I wish I had asked for more help in figuring out how to pay for college and how to start! I really recommend sitting down with your family and deciding on a game plan for scholarship applications as well as normal applications because it does become a lot to juggle during application season.
What are doing now to make college affordable? What do you plan to do?
I’m continuing to apply for scholarships, and I will do so throughout my time in college. I think there’s a misconception that you’re locked in to the aid package you enroll in school with, but many grants are specifically for incoming sophomores, juniors, and seniors! I will also be working this summer to put aside money to pay for extra expenses like food and textbooks.
Any advice you have for other students and families on paying for college?
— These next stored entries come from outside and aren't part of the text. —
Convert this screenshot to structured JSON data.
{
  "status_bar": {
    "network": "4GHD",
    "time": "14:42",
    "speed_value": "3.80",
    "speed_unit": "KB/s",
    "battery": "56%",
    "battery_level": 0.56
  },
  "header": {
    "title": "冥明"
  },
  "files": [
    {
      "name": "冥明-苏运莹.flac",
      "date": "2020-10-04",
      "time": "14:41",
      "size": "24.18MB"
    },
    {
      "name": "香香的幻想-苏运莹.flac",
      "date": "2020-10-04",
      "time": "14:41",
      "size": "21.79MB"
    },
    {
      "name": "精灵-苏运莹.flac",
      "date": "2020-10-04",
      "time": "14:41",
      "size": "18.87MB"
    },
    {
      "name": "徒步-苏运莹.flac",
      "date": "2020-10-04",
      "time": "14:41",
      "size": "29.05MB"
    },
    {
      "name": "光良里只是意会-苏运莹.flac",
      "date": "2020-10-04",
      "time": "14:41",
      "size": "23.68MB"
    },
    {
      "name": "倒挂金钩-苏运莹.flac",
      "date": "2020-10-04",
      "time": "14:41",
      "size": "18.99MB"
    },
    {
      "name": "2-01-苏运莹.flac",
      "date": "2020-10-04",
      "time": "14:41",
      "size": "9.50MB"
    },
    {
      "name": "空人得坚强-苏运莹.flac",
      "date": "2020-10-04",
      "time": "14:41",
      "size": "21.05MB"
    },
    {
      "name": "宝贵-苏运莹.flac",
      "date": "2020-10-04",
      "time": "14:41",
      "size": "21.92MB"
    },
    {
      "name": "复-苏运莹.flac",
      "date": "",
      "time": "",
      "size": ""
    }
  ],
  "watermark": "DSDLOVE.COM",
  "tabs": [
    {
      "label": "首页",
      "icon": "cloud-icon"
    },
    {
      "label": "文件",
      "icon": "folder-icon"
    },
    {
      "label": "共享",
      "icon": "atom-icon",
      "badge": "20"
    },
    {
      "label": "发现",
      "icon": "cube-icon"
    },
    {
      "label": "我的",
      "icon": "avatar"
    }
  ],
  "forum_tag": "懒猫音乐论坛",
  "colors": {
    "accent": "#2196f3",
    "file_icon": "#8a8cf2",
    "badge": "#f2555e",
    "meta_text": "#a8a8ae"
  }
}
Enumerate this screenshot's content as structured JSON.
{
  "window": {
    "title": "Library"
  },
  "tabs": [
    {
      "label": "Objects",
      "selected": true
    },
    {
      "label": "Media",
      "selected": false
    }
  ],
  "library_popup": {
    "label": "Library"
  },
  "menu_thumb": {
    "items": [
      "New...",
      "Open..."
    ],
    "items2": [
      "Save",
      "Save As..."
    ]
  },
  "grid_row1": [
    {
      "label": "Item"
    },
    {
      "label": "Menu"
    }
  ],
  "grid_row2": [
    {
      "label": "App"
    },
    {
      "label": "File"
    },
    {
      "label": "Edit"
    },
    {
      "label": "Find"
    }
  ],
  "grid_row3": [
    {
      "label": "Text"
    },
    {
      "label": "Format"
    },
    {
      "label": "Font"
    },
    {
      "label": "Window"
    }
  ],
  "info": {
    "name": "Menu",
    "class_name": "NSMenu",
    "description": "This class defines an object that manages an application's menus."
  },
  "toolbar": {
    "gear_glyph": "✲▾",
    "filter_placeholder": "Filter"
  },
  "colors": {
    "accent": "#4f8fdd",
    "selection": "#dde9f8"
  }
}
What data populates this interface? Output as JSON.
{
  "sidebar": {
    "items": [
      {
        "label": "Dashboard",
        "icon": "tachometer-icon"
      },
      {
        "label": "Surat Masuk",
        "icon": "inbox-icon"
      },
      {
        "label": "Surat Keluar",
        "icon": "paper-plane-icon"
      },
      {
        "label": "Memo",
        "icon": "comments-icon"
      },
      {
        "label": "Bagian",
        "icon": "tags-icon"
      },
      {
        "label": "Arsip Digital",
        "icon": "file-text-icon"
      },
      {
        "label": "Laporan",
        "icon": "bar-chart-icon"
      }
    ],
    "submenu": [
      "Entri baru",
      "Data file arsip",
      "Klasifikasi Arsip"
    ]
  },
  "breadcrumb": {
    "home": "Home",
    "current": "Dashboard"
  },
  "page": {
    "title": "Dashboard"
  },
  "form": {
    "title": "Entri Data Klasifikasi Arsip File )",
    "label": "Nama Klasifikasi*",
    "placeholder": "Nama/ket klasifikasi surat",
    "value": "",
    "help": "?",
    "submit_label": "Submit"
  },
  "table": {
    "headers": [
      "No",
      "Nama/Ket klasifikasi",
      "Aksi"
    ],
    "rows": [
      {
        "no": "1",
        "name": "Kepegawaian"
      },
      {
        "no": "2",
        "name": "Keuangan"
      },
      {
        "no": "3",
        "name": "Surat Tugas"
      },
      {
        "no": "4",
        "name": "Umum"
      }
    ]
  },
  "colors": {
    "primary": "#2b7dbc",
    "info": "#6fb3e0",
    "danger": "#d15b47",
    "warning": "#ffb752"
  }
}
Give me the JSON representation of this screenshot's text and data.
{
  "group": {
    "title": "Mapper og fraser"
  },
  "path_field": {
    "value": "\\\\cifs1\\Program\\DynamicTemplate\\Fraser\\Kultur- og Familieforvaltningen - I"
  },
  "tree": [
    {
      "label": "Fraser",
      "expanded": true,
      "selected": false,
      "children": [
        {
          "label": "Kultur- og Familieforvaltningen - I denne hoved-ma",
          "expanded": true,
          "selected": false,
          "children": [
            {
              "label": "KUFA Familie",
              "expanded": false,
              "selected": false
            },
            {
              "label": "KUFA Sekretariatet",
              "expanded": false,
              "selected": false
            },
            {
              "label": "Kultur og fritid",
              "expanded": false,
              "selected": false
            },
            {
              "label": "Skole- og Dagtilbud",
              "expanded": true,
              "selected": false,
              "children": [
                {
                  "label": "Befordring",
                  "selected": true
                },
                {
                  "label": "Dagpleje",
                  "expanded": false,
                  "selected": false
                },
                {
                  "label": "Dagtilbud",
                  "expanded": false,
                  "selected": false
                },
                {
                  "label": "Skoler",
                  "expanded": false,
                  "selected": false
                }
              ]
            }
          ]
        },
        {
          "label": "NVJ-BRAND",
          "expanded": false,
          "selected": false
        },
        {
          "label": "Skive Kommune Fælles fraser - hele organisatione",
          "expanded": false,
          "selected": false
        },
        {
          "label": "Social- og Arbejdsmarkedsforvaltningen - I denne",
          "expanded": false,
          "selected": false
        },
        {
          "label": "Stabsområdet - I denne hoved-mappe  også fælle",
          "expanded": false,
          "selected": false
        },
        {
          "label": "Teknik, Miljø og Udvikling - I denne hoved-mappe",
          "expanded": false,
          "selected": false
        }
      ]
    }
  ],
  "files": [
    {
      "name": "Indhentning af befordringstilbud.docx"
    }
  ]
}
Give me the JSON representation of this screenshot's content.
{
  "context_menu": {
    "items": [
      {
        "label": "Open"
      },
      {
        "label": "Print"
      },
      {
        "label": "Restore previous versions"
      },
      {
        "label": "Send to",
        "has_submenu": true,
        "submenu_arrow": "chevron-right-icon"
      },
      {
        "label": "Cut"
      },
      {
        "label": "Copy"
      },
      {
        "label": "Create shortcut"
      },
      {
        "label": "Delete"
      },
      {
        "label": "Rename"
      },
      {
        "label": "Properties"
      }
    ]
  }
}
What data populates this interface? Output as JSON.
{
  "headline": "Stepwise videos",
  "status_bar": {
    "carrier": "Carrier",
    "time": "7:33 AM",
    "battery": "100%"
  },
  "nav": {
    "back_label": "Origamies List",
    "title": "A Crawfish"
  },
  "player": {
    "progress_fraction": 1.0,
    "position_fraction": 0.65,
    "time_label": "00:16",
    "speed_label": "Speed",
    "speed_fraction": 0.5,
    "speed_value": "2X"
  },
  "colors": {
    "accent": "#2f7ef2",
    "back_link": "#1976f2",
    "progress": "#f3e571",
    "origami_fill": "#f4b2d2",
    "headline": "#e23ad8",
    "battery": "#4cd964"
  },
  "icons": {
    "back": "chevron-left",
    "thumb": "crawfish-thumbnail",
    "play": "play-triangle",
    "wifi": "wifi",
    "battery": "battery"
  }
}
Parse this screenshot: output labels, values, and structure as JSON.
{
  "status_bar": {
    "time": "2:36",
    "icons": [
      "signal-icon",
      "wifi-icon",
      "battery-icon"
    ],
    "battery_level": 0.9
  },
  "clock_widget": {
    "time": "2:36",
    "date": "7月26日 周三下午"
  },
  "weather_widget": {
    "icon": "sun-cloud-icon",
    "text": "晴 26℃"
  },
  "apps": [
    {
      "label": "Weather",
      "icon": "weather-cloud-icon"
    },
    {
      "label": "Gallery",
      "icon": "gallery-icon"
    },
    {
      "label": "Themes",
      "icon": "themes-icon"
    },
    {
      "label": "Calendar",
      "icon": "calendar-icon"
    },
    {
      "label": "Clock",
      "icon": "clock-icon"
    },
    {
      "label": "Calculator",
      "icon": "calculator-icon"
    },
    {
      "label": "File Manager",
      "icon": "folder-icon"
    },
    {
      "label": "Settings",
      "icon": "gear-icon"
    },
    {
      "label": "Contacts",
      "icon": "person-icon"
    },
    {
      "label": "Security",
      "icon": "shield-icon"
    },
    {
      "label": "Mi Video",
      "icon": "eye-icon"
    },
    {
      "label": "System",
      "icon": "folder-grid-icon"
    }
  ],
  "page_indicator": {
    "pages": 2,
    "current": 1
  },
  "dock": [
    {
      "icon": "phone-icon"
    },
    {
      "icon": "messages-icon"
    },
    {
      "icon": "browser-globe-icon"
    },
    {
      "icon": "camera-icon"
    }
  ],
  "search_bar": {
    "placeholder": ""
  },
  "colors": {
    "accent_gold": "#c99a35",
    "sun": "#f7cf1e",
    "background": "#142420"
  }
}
Don’t feel overwhelmed! Start small, by knowing the facts about your family’s own financial situation. How much money can you pay towards college on your own, and how much will you need to locate in other ways? A good place to begin is looking at the FAFSA (Free Application for Federal Student Aid) forecaster to determine if or for what type of college federal aid you qualify.
RaiseMe Insight: The FAFSA is a central piece to the paying for college puzzle. Learn about the ins and outs of the financial aid form and how RaiseMe is involved in this article. Here, you can find the information and documents you’ll need to gather when actually filling it out.
Then, look for scholarships. If your school uses Naviance, start with their scholarship lookup, and if not, try the College Board’s.
Most of all, keep track of dates! I found having a spreadsheet of important deadlines throughout the process helped me keep track of financial opportunities.
There is a way to pay for college! If you choose to go to college, there’s definitely a way to make that happen, so definitely keep advocating for yourself. The best resources are alumni who have gone through the same process, college counselors, parents, and reputable college resources like RaiseMe. Make sure you have a great support system that can either give you advice on next steps or lead you to someone who can.
Remember there are still options for you to go to an amazing college and have a great experience, while not breaking the bank. The key is to explore your options!